4th President and Vice-Chancellor of McMaster University
- In office 1980–1990
- Preceded by: Arthur Bourns
- Succeeded by: Geraldine A. Kenney-Wallace

Personal details
- Born: September 30, 1930 (age 95) Woodville, Ontario, Canada
- Education: University of Toronto (BA, MA, PhD)
- Occupation: Academic administration
- Profession: literary critic

= Alvin A. Lee =

Canadian academic (born 1930)

Alvin A. Lee (born September 30, 1930), is a Canadian literary critic and former academic administrator.

== Early life and education ==
Lee was born in Woodville, Ontario. He attended the University of Toronto where he received his Bachelor of Arts, a Master of Arts and a PhD in English by 1961.

==Career==
The majority of his academic career—some 39 years—was spent at McMaster University in Hamilton; Lee served as President and vice-chancellor of that university from 1980 to 1990. He also served as Chairman of the Council of Ontario Universities. The McMaster Museum of Art is housed in a building named in his honour because of his work acquiring extensive and valuable art collections for McMaster University.

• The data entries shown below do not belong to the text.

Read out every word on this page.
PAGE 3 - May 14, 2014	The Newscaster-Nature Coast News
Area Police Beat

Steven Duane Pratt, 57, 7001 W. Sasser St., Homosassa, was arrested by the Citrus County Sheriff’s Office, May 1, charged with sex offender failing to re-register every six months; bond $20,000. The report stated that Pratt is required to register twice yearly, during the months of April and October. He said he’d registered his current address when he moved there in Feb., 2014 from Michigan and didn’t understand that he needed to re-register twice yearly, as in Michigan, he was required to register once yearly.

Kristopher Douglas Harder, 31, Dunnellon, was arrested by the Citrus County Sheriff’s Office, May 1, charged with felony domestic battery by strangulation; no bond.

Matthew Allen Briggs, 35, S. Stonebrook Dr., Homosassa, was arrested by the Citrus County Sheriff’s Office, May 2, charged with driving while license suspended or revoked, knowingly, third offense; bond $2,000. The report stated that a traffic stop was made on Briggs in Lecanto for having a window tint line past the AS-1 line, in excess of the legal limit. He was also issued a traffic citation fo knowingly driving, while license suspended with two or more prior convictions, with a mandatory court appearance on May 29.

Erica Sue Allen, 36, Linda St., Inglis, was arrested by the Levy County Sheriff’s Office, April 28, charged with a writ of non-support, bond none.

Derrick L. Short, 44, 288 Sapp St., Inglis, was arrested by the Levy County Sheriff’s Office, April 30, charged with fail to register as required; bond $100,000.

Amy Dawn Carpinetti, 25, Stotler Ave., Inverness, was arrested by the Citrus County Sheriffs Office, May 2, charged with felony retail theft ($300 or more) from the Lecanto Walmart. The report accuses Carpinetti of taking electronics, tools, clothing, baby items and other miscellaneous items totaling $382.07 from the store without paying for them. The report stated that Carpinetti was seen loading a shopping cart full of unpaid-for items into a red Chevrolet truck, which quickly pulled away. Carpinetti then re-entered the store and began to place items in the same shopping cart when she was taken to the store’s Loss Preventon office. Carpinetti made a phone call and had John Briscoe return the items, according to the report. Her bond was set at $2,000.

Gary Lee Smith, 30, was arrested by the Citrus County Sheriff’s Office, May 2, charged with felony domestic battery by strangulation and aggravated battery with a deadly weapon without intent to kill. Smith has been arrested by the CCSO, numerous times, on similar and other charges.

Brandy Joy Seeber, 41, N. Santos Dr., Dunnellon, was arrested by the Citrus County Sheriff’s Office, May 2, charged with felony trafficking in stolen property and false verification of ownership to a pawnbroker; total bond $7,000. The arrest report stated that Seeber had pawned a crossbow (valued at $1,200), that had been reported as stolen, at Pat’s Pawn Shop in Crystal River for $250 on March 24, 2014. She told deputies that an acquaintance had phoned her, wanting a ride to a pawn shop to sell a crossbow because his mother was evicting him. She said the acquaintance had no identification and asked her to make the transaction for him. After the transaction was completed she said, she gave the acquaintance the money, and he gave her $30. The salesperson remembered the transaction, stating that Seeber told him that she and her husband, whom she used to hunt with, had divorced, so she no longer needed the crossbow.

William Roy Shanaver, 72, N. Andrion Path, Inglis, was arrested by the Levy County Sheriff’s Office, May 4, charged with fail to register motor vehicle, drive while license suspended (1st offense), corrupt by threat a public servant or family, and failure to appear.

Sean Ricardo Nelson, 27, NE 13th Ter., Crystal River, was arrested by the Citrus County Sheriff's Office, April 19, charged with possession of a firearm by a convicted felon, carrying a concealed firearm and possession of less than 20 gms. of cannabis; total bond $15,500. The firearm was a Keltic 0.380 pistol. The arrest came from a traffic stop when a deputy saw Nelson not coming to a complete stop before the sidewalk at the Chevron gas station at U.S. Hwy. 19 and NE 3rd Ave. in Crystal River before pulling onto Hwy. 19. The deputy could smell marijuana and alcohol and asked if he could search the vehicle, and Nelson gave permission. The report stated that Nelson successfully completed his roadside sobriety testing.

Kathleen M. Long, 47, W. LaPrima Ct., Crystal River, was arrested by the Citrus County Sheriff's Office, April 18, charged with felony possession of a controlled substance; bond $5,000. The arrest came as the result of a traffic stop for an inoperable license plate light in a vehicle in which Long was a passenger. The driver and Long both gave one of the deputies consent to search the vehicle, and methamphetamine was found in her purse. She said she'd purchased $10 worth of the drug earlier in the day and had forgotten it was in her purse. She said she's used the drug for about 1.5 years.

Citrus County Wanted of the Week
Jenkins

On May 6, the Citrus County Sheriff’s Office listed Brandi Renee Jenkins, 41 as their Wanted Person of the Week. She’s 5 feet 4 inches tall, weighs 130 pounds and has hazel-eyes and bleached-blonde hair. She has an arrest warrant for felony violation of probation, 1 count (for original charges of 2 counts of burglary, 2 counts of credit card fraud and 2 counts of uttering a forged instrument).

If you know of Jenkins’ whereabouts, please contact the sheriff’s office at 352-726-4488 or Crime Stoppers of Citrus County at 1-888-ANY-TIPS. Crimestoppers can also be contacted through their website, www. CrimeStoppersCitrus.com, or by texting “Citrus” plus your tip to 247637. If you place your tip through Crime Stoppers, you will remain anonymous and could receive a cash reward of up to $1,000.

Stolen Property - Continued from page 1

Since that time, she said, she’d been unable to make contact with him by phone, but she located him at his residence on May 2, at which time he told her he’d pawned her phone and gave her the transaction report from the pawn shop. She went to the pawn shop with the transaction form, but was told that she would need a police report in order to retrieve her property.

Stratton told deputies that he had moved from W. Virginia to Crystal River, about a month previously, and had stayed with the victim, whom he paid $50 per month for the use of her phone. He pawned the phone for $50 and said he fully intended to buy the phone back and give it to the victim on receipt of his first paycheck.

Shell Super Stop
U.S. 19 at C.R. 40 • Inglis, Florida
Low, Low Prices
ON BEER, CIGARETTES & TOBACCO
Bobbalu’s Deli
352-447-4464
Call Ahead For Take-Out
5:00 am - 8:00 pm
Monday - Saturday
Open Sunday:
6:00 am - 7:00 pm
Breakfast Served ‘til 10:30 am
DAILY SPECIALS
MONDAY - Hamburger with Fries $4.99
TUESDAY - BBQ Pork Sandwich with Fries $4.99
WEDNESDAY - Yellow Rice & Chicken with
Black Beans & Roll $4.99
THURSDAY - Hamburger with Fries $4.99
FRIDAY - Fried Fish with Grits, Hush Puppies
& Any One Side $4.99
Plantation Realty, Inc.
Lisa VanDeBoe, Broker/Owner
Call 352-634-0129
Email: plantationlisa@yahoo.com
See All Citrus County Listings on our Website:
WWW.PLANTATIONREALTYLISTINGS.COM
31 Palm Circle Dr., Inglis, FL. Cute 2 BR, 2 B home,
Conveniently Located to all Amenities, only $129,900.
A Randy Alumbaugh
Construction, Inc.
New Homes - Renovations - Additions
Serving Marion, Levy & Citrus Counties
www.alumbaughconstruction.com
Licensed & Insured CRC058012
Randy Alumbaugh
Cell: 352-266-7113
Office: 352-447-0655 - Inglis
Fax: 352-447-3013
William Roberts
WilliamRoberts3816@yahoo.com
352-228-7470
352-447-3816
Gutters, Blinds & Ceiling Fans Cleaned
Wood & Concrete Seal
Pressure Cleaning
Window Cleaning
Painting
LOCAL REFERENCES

He received honorary doctorates from Victoria University in the University of Toronto, and from McMaster University, and was made an honorary professor at Beijing University, the University of Science and Technology Beijing, and Heilongjiang University. Lee holds B.A., M.A., M.Div., and Ph.D. degrees.

His academic interests lie in the fields of Old English literature, the Bible and literature, and literary theory.

Lee served as the General Editor of the 30-volume Collected Works of Northrop Frye, being published by the University of Toronto Press (the final volume published in 2012); he has edited two volumes himself, including an annotated edition of Frye's The Great Code. He also wrote the introduction to the Penguin Modern Classics editions of The Great Code and Words with Power. He is perhaps best known for his work on Beowulf: Gold-Hall and Earth-Dragon: Beowulf as Metaphor (University of Toronto Press). He has written articles, reviews and another book on Old English poetry, The Guest Hall of Eden: Four Essays on the Design of Old English Poetry (Yale University Press), and one on the Canadian poet and playwright, James Reaney. He, along with his wife, Hope Lee, also edited several textbooks for Harcourt Brace: Wish and Nightmare, Circle of Stories: One, Circle of Stories: Two, The Temple and the Ruin, The Garden and the Wilderness, and The Peaceable Kingdom.